RAY SUAREZ: One thing he’s asked for is a dropping of the war crimes charges against him. Is there any indication from any party that that’s a hard-and- fast thing and unless he gets that official word, he won’t leave the country?
SOMINI SENGUPTA: He has never said that explicitly himself. His aides have suggested it. They have also… his attorneys have also filed a case in the international court of justice for the indictment against him to be dropped. This indictment is in connection with his alleged role in supporting a rebel group in neighboring Sierra Leone in that country’s very brutal and devastating ten-year-long civil war. So it remains to be seen whether he will actually hold out for any movement on that indictment. The special court in Sierra Leone, which is an independent court backed by the United Nations, its prosecutor has made it very plain that he’s not about to drop this indictment or make any amendments to this indictment anytime soon.
RAY SUAREZ: Let’s move on to the American troops now present in the country. Exactly how many are there, and what are they supposed to be doing?

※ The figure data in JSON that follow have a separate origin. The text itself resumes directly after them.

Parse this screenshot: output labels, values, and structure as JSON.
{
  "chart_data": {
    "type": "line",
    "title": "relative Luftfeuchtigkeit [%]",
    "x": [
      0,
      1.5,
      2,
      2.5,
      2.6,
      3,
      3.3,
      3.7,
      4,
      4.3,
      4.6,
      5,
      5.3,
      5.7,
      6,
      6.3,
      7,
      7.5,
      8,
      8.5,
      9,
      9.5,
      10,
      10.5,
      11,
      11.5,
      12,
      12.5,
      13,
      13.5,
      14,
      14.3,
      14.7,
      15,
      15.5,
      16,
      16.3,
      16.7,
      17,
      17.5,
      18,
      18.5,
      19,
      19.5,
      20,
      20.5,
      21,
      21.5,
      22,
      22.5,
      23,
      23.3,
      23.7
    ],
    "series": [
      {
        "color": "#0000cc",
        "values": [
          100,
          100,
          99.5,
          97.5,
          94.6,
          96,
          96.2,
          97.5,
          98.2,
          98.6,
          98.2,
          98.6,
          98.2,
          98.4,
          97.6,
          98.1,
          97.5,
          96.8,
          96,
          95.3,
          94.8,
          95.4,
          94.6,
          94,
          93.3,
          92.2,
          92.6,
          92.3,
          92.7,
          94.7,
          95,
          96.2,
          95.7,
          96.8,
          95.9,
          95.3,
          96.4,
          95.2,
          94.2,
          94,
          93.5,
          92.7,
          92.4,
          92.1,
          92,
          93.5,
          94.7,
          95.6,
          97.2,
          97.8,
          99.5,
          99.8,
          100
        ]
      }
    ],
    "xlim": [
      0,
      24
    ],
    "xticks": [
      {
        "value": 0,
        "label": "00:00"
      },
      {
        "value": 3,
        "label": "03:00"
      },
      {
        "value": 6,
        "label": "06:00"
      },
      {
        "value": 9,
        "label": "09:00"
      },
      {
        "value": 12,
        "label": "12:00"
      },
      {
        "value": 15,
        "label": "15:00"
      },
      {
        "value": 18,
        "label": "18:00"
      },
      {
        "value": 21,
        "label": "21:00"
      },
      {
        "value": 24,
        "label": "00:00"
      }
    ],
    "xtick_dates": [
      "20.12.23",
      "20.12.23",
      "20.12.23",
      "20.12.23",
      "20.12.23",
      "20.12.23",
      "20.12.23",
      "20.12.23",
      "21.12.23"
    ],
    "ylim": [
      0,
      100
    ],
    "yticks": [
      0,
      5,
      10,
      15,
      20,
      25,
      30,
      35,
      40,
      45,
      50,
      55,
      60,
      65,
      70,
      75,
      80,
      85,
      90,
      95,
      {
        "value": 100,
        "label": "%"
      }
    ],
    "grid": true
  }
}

SOMINI SENGUPTA: That’s a good question. About a half dozen of them landed today, about half a dozen marines. They went to meet with the West African troops; they went to meet with their commanders at the airport just outside the city. They have not been available to speak to us today, and so we really have no idea what half a dozen American marines are going to be able to do in restoring peace to Liberia.
There’s a ship somewhere off the coast, we think about 50 miles off the coast of Liberia, with some 3,000 American troops. Whether and when they will ever come ashore again remains a mystery. Those are decisions that Washington is evidently making, and we’re still in the dark about that.
RAY SUAREZ: What do the Liberians make of this? They were said to be fairly impatient, at one point, waiting for the Americans to make some kind of arrival in the capital.
SOMINI SENGUPTA: I think Liberians that I’ve talked to on the streets have grown weary asking for, begging for American intervention. At this point what you will hear on the streets here is great anticipation; not yet quite a sense of relief, but certainly great anticipation that West African forces will start deploying very, very soon and will start securing the city so people can move around; so they can cross the bridges from one side of the city that’s held by the government to the other side of the city, which is held by rebels;
RAY SUAREZ: Word reaching the United States about Monrovia, not the rest of the country, indicates that a lull in the fighting has accompanied the arrival of the small Nigerian contingent. Has that lull made it possible to get humanitarian supplies into a city that evidently needs them pretty badly?
SOMINI SENGUPTA: Well, the only way the humanitarian supplies can be brought in here right now is by plane, and that’s obviously prohibitively expensive. You can only bring small amounts of things at a time.
So some humanitarian supplies have been flown in by international aid agencies, but the port is really the vital… is a vital thing. If things come into the port, if goods come into the port now, they are only available to the side of the city, the half of the city that’s controlled by the rebels. I crossed over onto the rebel- held side yesterday and got just a very stark, stark shot of this. They have a makeshift hospital in a brewery on that side.
Surgeries are being done by local community nurses. They have no painkillers left; they have no antibiotics left, very few antibiotics left; they’re low on sutures and bandages; and they’ve got wounded soldiers and civilians laying on the floor of this brewery.
But food is in abundant supply over on that side. Rice is cheap. Fuel is cheap. Meanwhile, on this side, on the government side, fuel costs $30 a gallon on the government side of the city, and that just gives you some idea of how completely dysfunctional, I mean, how completely impossible it is for ordinary people to survive here.
RAY SUAREZ: From Monrovia, Somini Sengupta of the New York Times. Thanks a lot.